Demetrius still saw himself as Nico’s manager, but unfortunately Nico didn’t, and she saw no reason why she should pay him a percentage of an independent commission.
My phone never stopped ringing with accusations from Demetrius of disloyalty and subterfuge, but I kept reminding myself of the ‘missing millions’ from his Behind the Iron Curtain neo-bootleg. I was just pleased that my fee had suddenly increased from £100 to £300.
As ever, Nico only had a few sketches, so we recruited Henry and Dids to lend substance. Nico grew bored with even the idea of a rehearsal and so we were left working much of it out in the sound-check.
Without Demetrius and the old team there, the whole thing assumed an air of workmanlike quasi-professionalism, something I’d only experienced before in Japan, but without its dazzling disorientation. In other words – dull.
Nico’s new positivism also implied a more self-conscious awareness of the music and it affected me to the degree that, for the first time in a long while, we were both paralysed with stage-fright.
‘I think I’m going to have a heart attaack,’ she said.
Our nerves weren’t helped by the fact that the dressing-room was in an annexe of the main Planetarium building. We had to climb out of a back window, through a fire exit and then walk down a corridor which ran round the building’s circumference. We spun on to the stage.

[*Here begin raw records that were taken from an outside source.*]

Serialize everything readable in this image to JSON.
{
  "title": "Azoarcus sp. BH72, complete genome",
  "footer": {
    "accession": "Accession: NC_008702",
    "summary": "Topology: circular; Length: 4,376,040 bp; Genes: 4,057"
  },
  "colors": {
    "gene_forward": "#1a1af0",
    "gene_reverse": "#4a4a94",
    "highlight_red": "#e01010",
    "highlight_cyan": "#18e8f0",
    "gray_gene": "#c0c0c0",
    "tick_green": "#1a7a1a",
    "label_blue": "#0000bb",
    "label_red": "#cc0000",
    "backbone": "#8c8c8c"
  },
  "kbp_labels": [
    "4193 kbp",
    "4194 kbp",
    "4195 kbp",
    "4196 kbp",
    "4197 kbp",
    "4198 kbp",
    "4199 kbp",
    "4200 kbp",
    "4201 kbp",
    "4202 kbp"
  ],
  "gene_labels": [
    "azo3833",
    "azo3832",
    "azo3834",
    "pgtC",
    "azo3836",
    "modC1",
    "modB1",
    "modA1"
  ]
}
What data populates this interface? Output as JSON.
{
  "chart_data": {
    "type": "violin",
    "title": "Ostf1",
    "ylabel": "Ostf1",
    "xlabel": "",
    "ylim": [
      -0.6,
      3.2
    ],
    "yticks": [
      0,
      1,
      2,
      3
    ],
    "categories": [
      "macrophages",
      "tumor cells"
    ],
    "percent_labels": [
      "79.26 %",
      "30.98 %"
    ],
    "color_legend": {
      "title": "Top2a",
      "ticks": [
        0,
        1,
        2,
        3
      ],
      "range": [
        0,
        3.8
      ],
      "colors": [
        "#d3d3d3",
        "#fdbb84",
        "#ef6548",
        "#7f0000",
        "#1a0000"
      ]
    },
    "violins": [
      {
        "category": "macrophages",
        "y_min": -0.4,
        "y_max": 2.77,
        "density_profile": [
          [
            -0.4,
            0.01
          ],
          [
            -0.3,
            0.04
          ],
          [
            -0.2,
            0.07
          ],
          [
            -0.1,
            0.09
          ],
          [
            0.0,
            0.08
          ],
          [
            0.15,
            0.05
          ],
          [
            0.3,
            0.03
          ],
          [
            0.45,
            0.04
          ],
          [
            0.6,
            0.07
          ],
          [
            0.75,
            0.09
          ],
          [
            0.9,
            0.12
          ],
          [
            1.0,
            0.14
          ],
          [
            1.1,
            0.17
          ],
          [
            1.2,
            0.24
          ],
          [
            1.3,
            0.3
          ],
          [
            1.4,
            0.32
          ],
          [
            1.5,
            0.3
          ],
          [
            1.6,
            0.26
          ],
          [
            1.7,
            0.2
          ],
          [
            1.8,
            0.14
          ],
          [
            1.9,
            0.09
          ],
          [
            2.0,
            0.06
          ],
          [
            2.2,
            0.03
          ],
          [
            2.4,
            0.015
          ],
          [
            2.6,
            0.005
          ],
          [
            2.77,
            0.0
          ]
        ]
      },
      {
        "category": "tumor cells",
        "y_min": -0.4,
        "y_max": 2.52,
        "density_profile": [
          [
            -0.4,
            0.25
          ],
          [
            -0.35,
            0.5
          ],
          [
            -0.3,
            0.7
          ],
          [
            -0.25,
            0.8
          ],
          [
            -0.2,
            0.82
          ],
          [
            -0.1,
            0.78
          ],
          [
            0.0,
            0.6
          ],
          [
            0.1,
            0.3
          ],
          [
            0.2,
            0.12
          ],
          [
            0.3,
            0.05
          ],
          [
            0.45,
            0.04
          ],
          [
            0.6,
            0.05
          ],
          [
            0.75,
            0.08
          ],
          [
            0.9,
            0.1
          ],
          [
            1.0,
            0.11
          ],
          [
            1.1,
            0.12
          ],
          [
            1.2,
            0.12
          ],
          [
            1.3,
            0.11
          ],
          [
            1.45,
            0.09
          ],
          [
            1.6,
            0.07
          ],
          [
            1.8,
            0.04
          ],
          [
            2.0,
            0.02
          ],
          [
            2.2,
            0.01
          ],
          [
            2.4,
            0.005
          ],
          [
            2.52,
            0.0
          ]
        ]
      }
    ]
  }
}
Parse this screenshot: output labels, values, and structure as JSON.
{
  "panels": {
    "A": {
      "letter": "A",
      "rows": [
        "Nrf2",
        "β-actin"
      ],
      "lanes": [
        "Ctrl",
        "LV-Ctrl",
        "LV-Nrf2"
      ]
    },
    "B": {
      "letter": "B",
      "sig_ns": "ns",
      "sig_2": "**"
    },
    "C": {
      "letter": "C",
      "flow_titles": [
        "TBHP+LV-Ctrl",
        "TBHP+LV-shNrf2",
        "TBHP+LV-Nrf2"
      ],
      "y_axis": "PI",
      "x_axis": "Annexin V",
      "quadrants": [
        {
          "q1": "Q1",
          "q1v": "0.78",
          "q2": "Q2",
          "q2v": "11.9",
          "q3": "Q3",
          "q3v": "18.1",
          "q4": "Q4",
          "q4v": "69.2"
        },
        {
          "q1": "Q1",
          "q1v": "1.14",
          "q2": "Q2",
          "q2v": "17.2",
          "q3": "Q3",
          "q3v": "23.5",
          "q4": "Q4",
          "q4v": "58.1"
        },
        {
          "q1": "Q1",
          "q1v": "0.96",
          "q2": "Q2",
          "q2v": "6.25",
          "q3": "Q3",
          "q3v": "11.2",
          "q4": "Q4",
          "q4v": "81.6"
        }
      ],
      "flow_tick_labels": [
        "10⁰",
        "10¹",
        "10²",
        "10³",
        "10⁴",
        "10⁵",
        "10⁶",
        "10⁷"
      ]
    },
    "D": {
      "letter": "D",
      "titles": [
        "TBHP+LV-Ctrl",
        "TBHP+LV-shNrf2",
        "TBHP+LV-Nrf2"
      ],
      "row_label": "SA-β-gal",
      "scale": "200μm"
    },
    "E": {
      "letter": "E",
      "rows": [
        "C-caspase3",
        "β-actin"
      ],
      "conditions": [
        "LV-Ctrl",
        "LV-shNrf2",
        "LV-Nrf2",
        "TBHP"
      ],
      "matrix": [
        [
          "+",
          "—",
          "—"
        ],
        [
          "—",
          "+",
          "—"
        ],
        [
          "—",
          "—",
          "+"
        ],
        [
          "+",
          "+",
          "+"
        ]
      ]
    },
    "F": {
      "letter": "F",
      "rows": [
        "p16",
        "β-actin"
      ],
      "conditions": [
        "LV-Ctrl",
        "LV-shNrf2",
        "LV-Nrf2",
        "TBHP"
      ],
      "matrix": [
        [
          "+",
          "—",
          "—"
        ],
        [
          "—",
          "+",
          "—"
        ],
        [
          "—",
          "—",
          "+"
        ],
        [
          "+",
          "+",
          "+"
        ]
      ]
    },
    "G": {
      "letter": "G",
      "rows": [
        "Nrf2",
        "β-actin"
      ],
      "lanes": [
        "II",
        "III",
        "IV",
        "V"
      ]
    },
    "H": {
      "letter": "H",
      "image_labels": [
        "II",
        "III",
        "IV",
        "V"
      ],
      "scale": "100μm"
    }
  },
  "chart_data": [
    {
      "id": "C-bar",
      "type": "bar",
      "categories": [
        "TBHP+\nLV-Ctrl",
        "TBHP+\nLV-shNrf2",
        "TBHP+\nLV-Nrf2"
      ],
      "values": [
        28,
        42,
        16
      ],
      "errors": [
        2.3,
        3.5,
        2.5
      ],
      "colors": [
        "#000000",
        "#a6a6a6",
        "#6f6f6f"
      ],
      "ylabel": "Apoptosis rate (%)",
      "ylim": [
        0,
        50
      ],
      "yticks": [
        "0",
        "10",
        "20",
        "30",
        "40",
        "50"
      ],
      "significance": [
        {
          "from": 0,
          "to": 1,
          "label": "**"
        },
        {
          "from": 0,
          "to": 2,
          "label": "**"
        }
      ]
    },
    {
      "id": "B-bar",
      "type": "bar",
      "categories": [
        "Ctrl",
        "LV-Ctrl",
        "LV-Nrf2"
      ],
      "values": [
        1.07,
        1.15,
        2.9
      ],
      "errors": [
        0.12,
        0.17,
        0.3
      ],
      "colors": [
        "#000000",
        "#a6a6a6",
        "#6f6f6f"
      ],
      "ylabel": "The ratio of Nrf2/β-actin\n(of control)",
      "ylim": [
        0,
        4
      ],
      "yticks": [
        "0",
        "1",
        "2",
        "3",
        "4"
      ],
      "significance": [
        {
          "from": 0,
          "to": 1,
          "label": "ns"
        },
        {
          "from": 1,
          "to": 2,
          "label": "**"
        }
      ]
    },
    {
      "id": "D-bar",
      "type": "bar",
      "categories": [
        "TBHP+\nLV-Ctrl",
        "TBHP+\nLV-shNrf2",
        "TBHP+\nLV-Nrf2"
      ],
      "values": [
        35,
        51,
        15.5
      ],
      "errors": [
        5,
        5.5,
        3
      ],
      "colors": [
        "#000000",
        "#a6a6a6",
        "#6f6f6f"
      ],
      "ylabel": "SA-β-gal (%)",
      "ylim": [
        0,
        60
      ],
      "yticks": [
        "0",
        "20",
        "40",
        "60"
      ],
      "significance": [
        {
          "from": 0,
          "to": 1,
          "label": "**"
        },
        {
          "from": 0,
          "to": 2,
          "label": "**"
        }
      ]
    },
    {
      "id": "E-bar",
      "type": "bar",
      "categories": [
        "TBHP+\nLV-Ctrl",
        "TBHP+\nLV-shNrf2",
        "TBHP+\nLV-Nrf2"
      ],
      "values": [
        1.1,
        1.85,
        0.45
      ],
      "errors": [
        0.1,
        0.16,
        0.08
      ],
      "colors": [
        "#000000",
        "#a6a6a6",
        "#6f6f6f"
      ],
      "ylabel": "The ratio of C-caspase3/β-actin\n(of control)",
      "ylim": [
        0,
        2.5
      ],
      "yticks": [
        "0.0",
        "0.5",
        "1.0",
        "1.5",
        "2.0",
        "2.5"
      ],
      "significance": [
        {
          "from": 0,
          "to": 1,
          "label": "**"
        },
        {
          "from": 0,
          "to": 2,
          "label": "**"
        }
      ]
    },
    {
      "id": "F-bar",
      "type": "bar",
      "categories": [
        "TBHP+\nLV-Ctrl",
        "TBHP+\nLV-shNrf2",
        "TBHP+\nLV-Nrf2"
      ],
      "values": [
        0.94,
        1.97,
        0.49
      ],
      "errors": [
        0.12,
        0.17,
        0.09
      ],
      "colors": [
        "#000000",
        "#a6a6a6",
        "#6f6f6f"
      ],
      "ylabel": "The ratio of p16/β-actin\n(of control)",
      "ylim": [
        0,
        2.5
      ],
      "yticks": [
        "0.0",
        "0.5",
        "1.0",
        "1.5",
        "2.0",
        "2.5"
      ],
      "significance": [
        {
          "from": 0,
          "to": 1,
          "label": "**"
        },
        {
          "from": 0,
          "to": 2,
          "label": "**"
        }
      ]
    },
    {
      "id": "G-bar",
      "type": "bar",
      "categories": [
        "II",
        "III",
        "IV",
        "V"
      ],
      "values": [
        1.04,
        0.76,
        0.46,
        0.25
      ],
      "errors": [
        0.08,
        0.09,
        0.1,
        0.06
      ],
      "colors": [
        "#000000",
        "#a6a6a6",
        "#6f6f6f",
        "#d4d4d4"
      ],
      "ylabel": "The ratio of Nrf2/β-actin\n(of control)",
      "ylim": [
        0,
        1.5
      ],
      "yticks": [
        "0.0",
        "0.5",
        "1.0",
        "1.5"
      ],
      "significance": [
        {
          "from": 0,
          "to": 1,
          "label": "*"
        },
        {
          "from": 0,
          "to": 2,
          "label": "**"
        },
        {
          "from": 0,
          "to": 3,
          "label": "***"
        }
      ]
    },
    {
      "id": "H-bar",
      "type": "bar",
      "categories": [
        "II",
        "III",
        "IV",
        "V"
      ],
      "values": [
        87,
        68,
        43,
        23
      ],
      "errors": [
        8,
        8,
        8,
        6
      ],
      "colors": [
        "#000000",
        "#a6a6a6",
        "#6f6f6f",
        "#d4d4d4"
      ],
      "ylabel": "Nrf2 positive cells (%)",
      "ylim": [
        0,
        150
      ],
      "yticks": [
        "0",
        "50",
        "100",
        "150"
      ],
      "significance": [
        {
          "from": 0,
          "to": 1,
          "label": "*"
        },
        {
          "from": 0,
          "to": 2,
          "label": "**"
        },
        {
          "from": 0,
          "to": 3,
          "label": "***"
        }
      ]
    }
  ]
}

There were two shows. The first was an audience victory. What’s great and terrible about the Germans is that they believe in what they do, even when they’re just listening. We were unnerved and outfaced. Because the building was a dome the sound kept whirling round the walls so everything would get repeated by a delayed echo. I didn’t know who was playing, me or my shadow.
By the second show we’d figured out the way from the dressing-room. We turned up the volume and gave it a go. The Planetarium people switched on the universe and we all got cosmic. It wobbled out of time and Nico wailed out of tune and the asteroid showers could be a little disconcerting, nevertheless the audience could tell we were giving it our best shot.
They demanded an encore. Nico asked me what I wanted to hear and she sang my favourite of all her songs,
When I remember what to say
When I remember what to say
You will know me again
You do not seem to be listening
You do not seem to be listening
The high tide is taking everything
And you forget to answer.
(‘You Forget to Answer’)
It was the last song she ever performed.